En raison de la pénalisation de l'homosexualité en Tunisie, les personnes considérées
comme homosexuelles font l'objet d'attaques, mais ne dénoncent en principe pas ces faits,
de peur d'être elles-mêmes condamnées pourhomosexualité (https://www.amnesty.org/download/Documents/MDE
3028142015FRENCH.PDF, p.39 ,http://kapitalis.com/tunisie/2019/01/30/sf ax-agresse-et-viole-un-homo-se-fait-arreter-pour-homosexualite/,
https://w ww.alaraby.co.uk/english/indepth/2019/3/7/tunisian-victim-jailed-for-sodo my,
consultés le 18 décembre 2019). C'est précisément ce qu'a expliqué
le recourant, à savoir que, suite à son agression par des salafistes, l'association Shams
lui a déconseillé de porter plainte, car il risquait de se faire lui-même arrêter
(PV d'audition du 26 janvier 2018, [A20/23, p. 6, 8 et 9 R 41, 64, 75 à 78]).
Il ressort de ce qui précède que l'état de fait de la décision attaquée,
concernant le contenu de l'art. 230 du code pénal tunisien, son application et les conséquences
pour les personnes homosexuelles n'a pas été correctement établi.
7.2 Le
SEM considère également que les attaques dont le recourant a été victime ne doivent
pas être mises en lien avec son homosexualité mais avec son habillement uniquement. Or, sur
ce sujet, une brève recherche permet de montrer que les forces sécuritaires tunisiennes se
fondent précisément sur l'apparence des personnes, qu'elles pensent être homosexuelles
- en raison de leur habillement notamment - pour les arrêter.

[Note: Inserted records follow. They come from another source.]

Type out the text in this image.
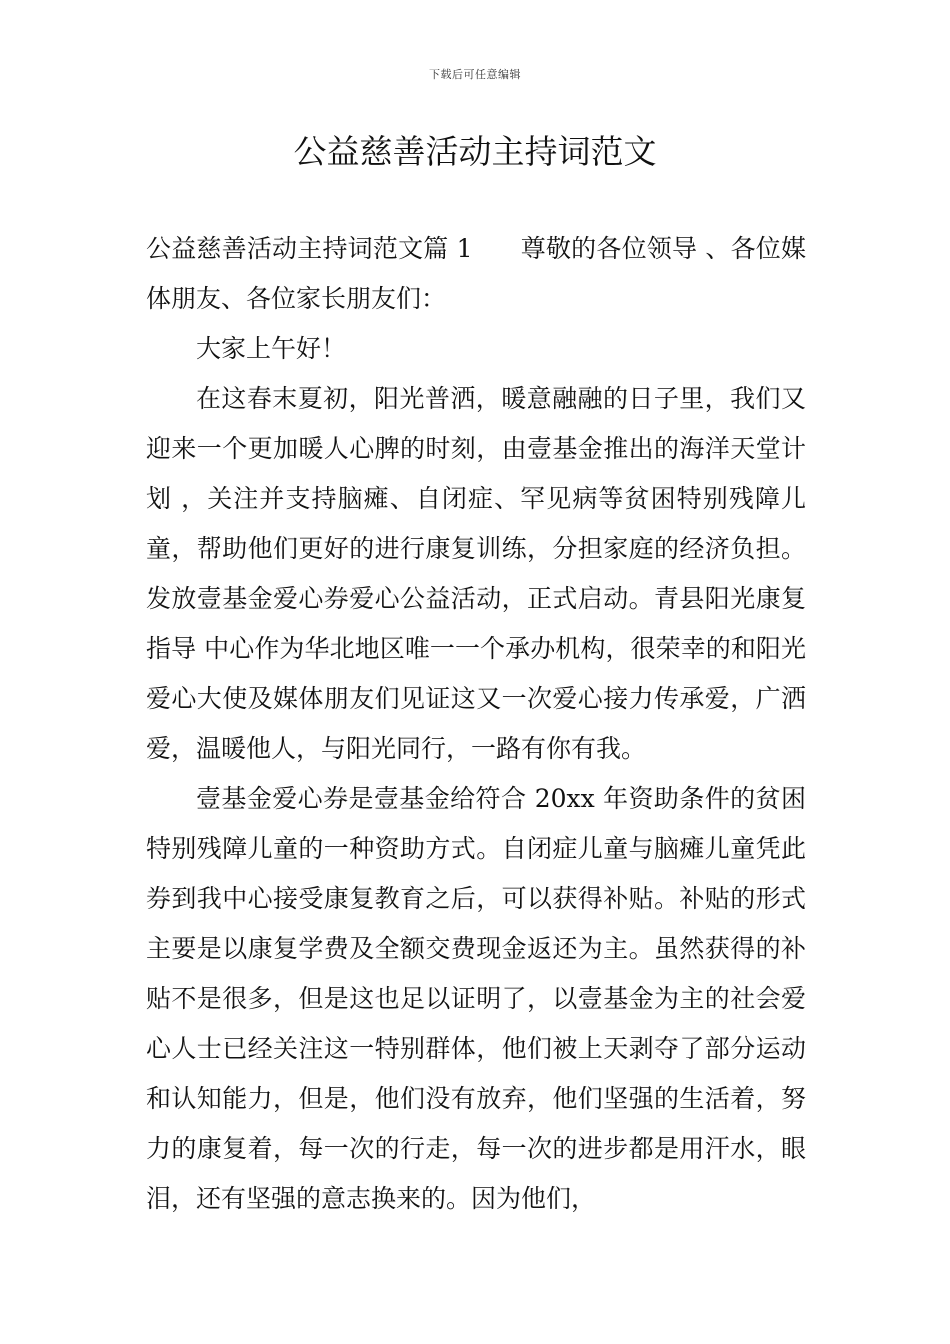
下载后可任意编辑
公益慈善活动主持词范文

公益慈善活动主持词范文篇 1 尊敬的各位领导 、各位媒体朋友、各位家长朋友们：

大家上午好！

在这春末夏初，阳光普洒，暖意融融的日子里，我们又迎来一个更加暖人心脾的时刻，由壹基金推出的海洋天堂计划 ，关注并支持脑瘫、自闭症、罕见病等贫困特别残障儿童，帮助他们更好的进行康复训练，分担家庭的经济负担。发放壹基金爱心券爱心公益活动，正式启动。青县阳光康复指导 中心作为华北地区唯一一个承办机构，很荣幸的和阳光爱心大使及媒体朋友们见证这又一次爱心接力传承爱，广洒爱，温暖他人，与阳光同行，一路有你有我。

壹基金爱心券是壹基金给符合 20xx 年资助条件的贫困特别残障儿童的一种资助方式。自闭症儿童与脑瘫儿童凭此券到我中心接受康复教育之后，可以获得补贴。补贴的形式主要是以康复学费及全额交费现金返还为主。虽然获得的补贴不是很多，但是这也足以证明了，以壹基金为主的社会爱心人士已经关注这一特别群体，他们被上天剥夺了部分运动和认知能力，但是，他们没有放弃，他们坚强的生活着，努力的康复着，每一次的行走，每一次的进步都是用汗水，眼泪，还有坚强的意志换来的。因为他们，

De manière générale,
les personnes homosexuelles subissent une discrimination généralisée, vivent dans la crainte
d'être arrêtées et sont particulièrement exposées à la violence en
raison de leur orientation sexuelle ou de leur identité de genre, réelle ou présumée
(http://kapitalis.com/tunisie/2018/12/03/tunisie-120-personnes-arretees-pour-homosexualite-en-1 0-mois/ ;
https://www.amnesty.org/download/Documents/MDE302814201 5FRENCH.PDF, p. 37ss, 40 notamment, consultés
le 18 décembre 2019).
Dans le cas d'espèce, le recourant a dit avoir rencontré des problèmes en raison
de son habillement. Même si lui-même considère qu'il s'habille « normalement »,
il ressort clairement de ses auditions qu'il a rencontré des problèmes avec les salafistes
précisément car ceux-ci lui demandaient de changer de tenue vestimentaire (PV d'audition
du 6 décembre 2017 [A7/12, p.7, 7.02] ; PV d'audition du 26 janvier 2018 [A20/23, p.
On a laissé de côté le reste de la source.